Soon, Shinchosha could not bring out enough copies to meet demand.
Until then, about 5,000 copies of the book were sold each year. This year alone, the company has so far moved 480,000 copies, according to Shinchosha spokesman Takashi Machii.
Total sales since its first publication in 1953 as a paperback has reached 1.6 million copies.
Mr Machii could not recall any other book enjoying boom years after it was first brought out.
The 'working poor' issue continues to haunt Japan as it could have far-reaching implications for the nation's pension system, which depends on workers supporting the retired elderly.
Prime Minister Yasuo Fukuda said in Parliament last October that there was no official definition of 'working poor' but that they probably included freeters, part-timers, families with single parents and those living under the poverty line.
There are said to be as many as 10 million Japanese who earn less than two million yen (S$25,400) a year.
Many are the victims of economic liberalisation policies that had been slowly put in place since the 1990s.
Former premier Junichiro Koizumi is often accused of exacerbating the problem, as it was during his administration in the early 2000s that Japanese companies were encouraged to substitute permanent staff with cheaper part-timers so that they could be more competitive internationally.
As a result of such corporate strategies, many young Japanese were unable to find permanent employment after graduation from high school or university.

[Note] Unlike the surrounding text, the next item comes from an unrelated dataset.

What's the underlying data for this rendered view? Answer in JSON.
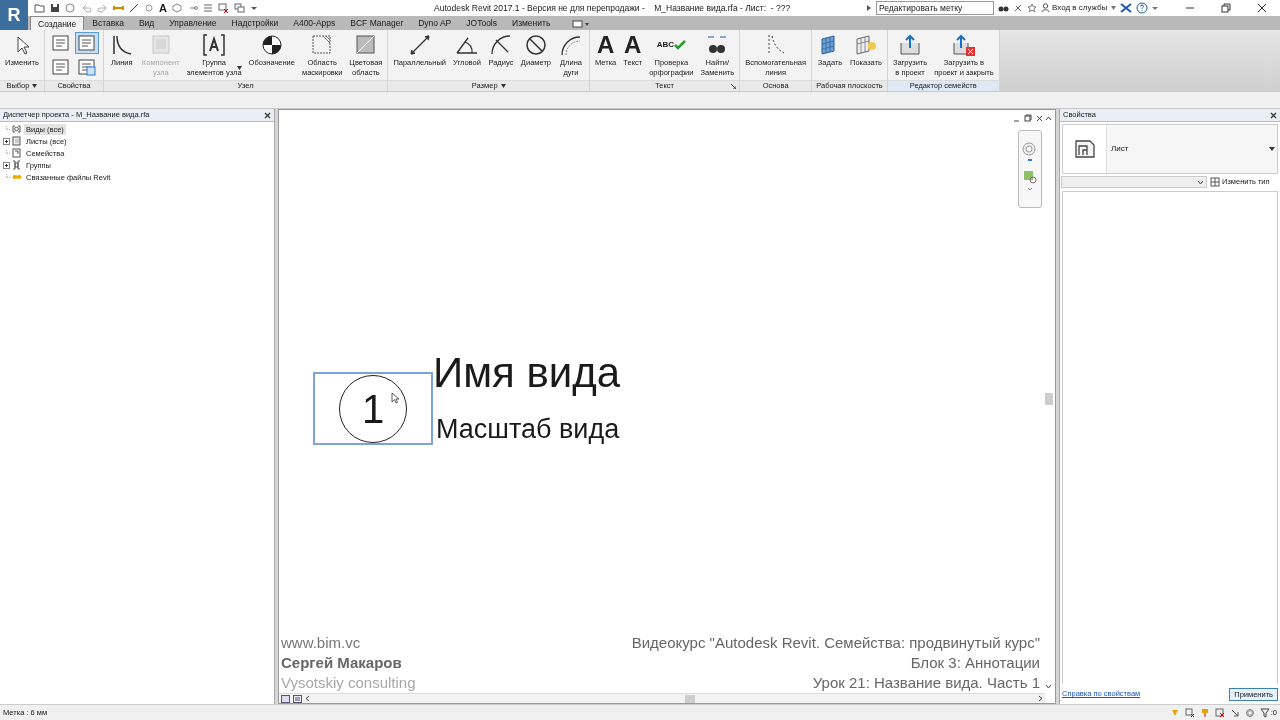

After working for several years as part-timers, they find themselves rejected for permanent jobs even when they are available, as most employers still prefer to hire fresh graduates.
Incidentally, the suspect behind the stabbing rampage in Tokyo's Akihabara district in June, which saw seven dead and 10 injured, is a typical example of the working poor.
Deep disenchantment with society has been cited as a possible reason for the crime.
Explaining the newfound success of Kani Kosen, Professor Hirokazu Toeda of Tokyo's Waseda University told Reuters: 'Things are different now from the stable employment conditions of Japan's period of high economic growth.
'Life-time employment is gone and it is uncertain whether people will receive their pensions. I think such insecurity attracts people to this text.'
それから、島村先生が引用している「北海道新聞」の記事はこちら↓。「ストレイツ・タイムズ」紙の紙面が写真で紹介されています。さすが多喜二が活動した北海道の地元紙だけのことはあります。
「蟹工船」海外も注目 シンガポール英字紙が紹介 「日本の格差」論評(北海道新聞)
「蟹工船」海外も注目 シンガポール英字紙が紹介 「日本の格差」論評
[北海道新聞 08/15 07:53]【シンガポール14日斎藤正明】シンガポールの英字紙ストレーツ・タイムズは13日、プロレタリア作家の小林多喜二(秋田県出身、小樽育ち)の「蟹工船」が日本で異例の売れ行きを示していると国際面トップで伝えた。低賃金に苦しむ人々の共感を得た結果だとして、日本の格差社会の進行の現れと論評している。
東京発の記事は「オホーツク海でカニを捕って缶詰にする労働者を描いた約80年前の文学作品が、結婚できず家庭も持てない現代の『ワーキングプア』の関心を集めている」と指摘。新潮社の文庫版が今年に入り48万部売れたと紹介した。
日本の格差社会の現状について「約1,000万人が年収200万円以下で暮らしている」と報告。「多くの若者は、高校や大学を卒業した後、定職を見つけることができないでいる」と説明している。
同紙は、こうした状況が1990年代からの経済自由化政策で進行したとして、「小泉純一郎元首相が悪化させたといわれている」と指摘した。